Für eine Architektur, die die Idee und das Detail vermeidet, sind die drei Häuser – benannt nach den drei Hollmann-Kindern Franzi, Luki und Toni – von fast überbordender Lust an ideenreichen Details und Raumatmosphären gekennzeichnet. Von den Armaturen aus dem Industriesortiment bis zu den Fenstern, die so platziert wurden, dass sie das richtige gerahmte Bild von Wald, Himmel und Bergpanorama eröffnen. Die viergeschossigen Türmchen fordern sportliche Bewohner: Bergsteigen auch im Inneren. Der sakral anmutende Skiraum in der Scheune würde auch als Hauskapelle durchgehen. Dass sowohl Bauherren als auch Architekten die Erfindung der mit dem Holz "vernähten" frei verlegten Stromkabel für sich reklamieren, spricht für beide. Dass hier nichts unüberlegt oder zufällig scheint, spricht für Bauherren, Architekten und Handwerker – auch das ist nicht die Regel. "Die Firmen waren wirklich großartig", lobt Winkler. "Sie haben mitten im Wald den Beton geschalt und sind nach der Arbeit noch auf den Berg gerannt."

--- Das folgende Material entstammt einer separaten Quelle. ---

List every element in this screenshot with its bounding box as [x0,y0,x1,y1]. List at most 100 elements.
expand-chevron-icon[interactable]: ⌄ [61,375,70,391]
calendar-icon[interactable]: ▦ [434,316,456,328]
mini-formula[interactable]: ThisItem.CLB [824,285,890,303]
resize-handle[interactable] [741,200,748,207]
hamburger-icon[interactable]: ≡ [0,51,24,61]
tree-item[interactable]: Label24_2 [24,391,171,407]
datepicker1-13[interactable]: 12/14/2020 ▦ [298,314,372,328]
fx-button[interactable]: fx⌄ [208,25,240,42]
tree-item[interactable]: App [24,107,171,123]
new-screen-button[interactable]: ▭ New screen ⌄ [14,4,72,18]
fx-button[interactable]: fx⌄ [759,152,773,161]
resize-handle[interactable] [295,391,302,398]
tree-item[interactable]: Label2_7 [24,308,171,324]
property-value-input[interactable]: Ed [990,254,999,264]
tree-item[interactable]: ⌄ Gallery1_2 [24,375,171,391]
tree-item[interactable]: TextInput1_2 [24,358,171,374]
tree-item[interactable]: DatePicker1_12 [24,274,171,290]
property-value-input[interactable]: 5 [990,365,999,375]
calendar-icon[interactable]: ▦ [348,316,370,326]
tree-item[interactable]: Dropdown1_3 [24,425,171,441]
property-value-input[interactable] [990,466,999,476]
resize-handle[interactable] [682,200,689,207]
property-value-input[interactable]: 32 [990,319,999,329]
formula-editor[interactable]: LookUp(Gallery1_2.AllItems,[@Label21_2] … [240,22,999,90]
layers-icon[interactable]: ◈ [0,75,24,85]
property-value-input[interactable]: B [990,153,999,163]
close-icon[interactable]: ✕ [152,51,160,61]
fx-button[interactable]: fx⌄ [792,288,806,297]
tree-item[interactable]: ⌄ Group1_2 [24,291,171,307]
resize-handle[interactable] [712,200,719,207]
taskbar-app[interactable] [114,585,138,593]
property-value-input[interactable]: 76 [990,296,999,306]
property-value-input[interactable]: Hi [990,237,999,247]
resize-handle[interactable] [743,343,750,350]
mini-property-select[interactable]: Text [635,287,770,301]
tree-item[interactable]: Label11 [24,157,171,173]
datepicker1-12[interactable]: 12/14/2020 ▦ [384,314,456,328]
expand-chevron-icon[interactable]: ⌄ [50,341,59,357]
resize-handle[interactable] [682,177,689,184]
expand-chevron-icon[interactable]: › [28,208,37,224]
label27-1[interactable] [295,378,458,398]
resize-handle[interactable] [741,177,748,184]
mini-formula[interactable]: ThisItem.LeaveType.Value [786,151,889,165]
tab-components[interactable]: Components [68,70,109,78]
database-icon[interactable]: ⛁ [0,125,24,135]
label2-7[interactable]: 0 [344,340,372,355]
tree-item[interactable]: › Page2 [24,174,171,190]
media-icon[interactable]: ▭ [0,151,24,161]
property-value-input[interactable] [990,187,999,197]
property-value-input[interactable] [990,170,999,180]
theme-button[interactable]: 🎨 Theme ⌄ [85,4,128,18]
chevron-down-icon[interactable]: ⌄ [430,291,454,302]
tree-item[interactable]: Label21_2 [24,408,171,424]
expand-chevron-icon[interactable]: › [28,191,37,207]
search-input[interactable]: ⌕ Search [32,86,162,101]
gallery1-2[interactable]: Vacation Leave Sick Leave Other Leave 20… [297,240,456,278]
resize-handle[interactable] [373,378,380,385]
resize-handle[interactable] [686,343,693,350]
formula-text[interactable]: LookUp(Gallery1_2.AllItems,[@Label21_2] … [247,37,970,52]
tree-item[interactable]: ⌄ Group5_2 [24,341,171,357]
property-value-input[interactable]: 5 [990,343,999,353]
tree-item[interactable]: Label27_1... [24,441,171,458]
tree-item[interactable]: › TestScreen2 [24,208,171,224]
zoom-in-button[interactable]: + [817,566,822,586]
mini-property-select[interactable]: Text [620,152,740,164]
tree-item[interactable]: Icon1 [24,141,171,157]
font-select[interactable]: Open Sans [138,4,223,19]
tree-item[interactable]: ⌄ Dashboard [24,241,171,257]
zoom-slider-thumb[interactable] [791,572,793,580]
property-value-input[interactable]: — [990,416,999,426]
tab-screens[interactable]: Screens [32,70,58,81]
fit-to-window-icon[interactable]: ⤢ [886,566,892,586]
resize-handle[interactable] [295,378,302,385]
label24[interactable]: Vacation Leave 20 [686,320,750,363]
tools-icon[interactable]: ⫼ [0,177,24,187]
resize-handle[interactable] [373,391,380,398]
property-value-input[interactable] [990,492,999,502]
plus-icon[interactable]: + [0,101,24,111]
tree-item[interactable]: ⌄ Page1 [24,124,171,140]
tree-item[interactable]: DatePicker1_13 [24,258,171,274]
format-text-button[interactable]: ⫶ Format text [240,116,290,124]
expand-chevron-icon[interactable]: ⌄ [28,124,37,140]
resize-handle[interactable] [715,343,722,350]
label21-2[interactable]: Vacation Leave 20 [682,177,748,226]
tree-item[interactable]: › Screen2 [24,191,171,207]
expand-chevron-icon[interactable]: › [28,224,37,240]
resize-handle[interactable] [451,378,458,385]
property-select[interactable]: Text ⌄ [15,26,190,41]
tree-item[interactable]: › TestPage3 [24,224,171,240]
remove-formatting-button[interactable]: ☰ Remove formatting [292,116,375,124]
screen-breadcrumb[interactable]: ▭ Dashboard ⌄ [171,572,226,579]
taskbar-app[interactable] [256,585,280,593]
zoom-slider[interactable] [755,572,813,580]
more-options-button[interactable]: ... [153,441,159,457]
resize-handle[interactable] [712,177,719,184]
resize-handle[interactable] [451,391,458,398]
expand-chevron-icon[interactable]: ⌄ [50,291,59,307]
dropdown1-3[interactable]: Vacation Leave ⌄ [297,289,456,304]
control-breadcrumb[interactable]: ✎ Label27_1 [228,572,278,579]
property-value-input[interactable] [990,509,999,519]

Es gibt preisgekrönte Architektur, die sich ihrer Preiswürdigkeit fast schon aufdringlich bewusst ist. Und solche, die im Anspruch, das zu sein, was sie ist, das höchste Gut sieht. Eine Stube, eine Eckbank, ein Ofen. Ein Haus im Wald. Gemütlichkeit ohne Fiktion. Purismus als Königsweg zur Gemütlichkeit: Der diesjährige Bauherrenpreis geht an drei alpine Ferienhäuser, wahre Glücksfälle im Zusammentreffen von Investor und Architekten.